Certes le récit est assez dense avec foule de personnages mais si on est familier, même un peu, avec l’univers de Batman on s’y retrouve sans trop de problème. Une mention à Doom War est évoquée mais n’a aucune incidence sur la trame narrative globale. Un nouveau véhicule est également de la partie, le Nigthclimber, variante du Batplane et un gadget inédit de Fox permet aussi « l’appropriation » d’automobiles donnant l’illusion d’une Batmobile. L’enjeu scénaristique est lui aussi novateur : le Joker connaît l’identité de Batman et s’attaque à voler la fortune de… Bruce Wayne !

Résumons : d’un côté Batman, épaulé par Catwoman et Lucius, d’un autre les pions du Joker : sa compagne Punchline, Deathstroke et quatre autres mercenaires. Le Pingouin et Nygma gravitent également autour de ces protagonistes. Il semble que ces deux ennemis emblématiques cachent un lourd secret avec deux autres vilains habituels : le Joker, à nouveau, et… Catwoman ! Ils parlent d’un autre antagoniste : l’énigmatique Designer.

De l’aventure, de l’action, des mystères, une touche émouvante par-ci par-là, voilà un livre qui réussit le tour de force de séduire le lectorat habituel tout autant que les néophytes et qui devrait raviver la passion chez les fans du Chevalier Noir qui avaient du mal à s’y retrouver depuis quelques années (les égarements « grandiloquents » et teintés de SF/fantastiques dans la saga Metal, la romance décousue et parfois ennuyante de l’ère Rebirth, le manque de « prise de risque » mais aussi de « renouveau », etc.).

Dans Joker War, Batman se retrouve (presque) seul, quasiment à l’ancienne, face à une galerie de vilains charismatiques, un nouveau jeu de piste qui n’est pas sans rappeler la première saison en quatre volumes de Batman Eternal (qu’on conseille grandement) sur laquelle opérait déjà James Tynion IV. En somme, la bande dessinée est un nouveau départ réussi !

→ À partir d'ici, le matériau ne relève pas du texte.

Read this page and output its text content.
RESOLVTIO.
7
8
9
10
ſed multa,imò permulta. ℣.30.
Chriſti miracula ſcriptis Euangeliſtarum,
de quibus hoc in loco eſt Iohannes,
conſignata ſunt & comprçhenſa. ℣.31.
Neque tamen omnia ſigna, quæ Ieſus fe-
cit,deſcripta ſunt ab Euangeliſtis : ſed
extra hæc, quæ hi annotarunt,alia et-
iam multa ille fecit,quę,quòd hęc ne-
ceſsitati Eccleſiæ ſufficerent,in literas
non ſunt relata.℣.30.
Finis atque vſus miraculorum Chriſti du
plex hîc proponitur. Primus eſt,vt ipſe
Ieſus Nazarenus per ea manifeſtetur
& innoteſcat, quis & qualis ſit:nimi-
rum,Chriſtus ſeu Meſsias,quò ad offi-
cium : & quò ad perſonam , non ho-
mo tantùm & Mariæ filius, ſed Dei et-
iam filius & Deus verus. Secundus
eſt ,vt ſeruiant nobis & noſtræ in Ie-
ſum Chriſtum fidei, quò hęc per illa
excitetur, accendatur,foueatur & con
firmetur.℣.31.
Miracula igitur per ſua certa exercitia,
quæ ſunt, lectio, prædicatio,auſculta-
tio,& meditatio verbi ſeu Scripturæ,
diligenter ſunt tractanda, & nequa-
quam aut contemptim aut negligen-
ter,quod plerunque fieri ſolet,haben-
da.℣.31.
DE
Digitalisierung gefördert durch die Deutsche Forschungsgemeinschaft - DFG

Tout n’est peut-être pas parfait mais on peut aisément fermer les yeux sur les défauts mineurs. Les premières pages de présentation des mercenaires par exemple ne sont pas forcément les plus palpitantes (d’autant qu’ils ne sont pas très bien exploités au long de la fiction, à l’exception d’un(e) — peut-être davantage par la suite) mais l’écriture presque soutenue sort du lot et on prend plaisir à parcourir les pages. Malgré les différents dessinateurs (voir ci-après) on trouve une homogénéité graphique notable et plaisante. Les origines de Punchline (en illustration en fin de cet article) ont été publiées dans le recueil des Joker 80 ans qui est sorti à peu près en même, ce qui est un peu dommage aussi (mais heureusement elles sont proposées dans le deuxième tome de Joker War !).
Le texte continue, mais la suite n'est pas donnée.